The Cuban American right is trying to delay inevitable demographic changes in their districts. Rubio and Diaz-Balart realize that many of the people currently coming from Cuba will not vote for them after naturalization. That is why they are playing Cuban parochial politics with U.S. national interest. The changes sped up after Raul Castro's government ended the exit visa requirement and allowed more Cubans to travel abroad, particularly to the United States. This is good for Cuba and U.S. interests in the island because it opens the Cuban population to more influence and contacts with American society and democratic values. But Diaz-Balart and Rubio don't like it because it undermines the logic of the embargo and their desire to undermine the Cuban government through isolation. They want to end the Cuban Adjustment Act in practice, and blame it on Obama's liberation of family travel.

The Cuban Adjustment Act is about adjusting the status of Cuban immigrants living in the United States, a great nation committed to family values. The presence of a large Cuban community in the United States is the result in part of American policy towards Fidel Castro's government. Many Cubans came to the United States because they were welcome here. Now this situation created consequences about family and societal links that any responsible policy should not affect abruptly. Cuban Americans do not have any responsibility whatsoever to forget about their relatives on the island, to not visit them, or to not do all we can for them. It is just and humane for Cubans to receive the benefits of the Cuban Adjustment Act while being free to travel to support our families. As former Attorney General Robert Kennedy wrote to Secretary of State Dean Rusk, just two months after his brother was assassinated, the travel ban is "inconsistent with traditional American liberties."
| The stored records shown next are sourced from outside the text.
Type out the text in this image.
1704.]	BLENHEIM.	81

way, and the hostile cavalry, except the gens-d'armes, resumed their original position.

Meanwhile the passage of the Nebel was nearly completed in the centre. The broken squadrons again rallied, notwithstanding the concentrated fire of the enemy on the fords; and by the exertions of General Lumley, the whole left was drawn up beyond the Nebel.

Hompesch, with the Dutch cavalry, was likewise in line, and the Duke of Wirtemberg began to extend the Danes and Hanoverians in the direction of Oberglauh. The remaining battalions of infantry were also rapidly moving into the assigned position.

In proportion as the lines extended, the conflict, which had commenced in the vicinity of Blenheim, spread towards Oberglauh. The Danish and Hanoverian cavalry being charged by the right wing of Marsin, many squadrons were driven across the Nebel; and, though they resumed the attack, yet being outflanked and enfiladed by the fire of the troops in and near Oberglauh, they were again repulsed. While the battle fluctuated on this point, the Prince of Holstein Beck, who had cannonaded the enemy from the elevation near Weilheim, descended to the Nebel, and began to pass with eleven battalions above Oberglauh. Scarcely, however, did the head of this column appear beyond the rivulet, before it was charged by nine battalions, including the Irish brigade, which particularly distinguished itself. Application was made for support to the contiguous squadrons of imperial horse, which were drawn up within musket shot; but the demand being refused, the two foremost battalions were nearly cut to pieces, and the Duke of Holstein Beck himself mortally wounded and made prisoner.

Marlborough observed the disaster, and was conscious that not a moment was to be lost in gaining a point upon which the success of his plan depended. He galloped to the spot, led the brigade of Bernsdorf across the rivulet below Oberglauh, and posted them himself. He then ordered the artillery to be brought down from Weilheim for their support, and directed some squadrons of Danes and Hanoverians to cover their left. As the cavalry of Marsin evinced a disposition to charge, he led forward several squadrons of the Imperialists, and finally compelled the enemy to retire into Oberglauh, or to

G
Democrats in South Florida such as Representative Joe Garcia and Kathy Castor should not let the enemies of the Cuban Adjustment Act scare their constituents with lies. They should ask the White House to make a clear declaration of support for the 1966 Cuban Adjustment Act and the intention of the president to veto any bill that includes a revocation or amendment of the statute. It is a matter of demography and good politics; the composition of the Cuban American community is changing. The new waves of immigrants from Cuba like to travel to the island and support their relatives there. This higher contact between the two societies helps to erode the Cold War confrontational images guiding the current embargo policy and reinforce the advantages of a different policy of engagement. The pro-embargo legislators have the watches but the new Cuban-Americans, with permanent links with the island, have the time.

There will be a time to deal with the Cuban Adjustment Act and normalize American immigration standards towards Cuba. This time is not now. The statute should remain as it is, expanding travel between Havana and Miami, helping the process of marketization and openness that is taking place in the island. It simply serves the best interests of the peoples of Cuba and the United States.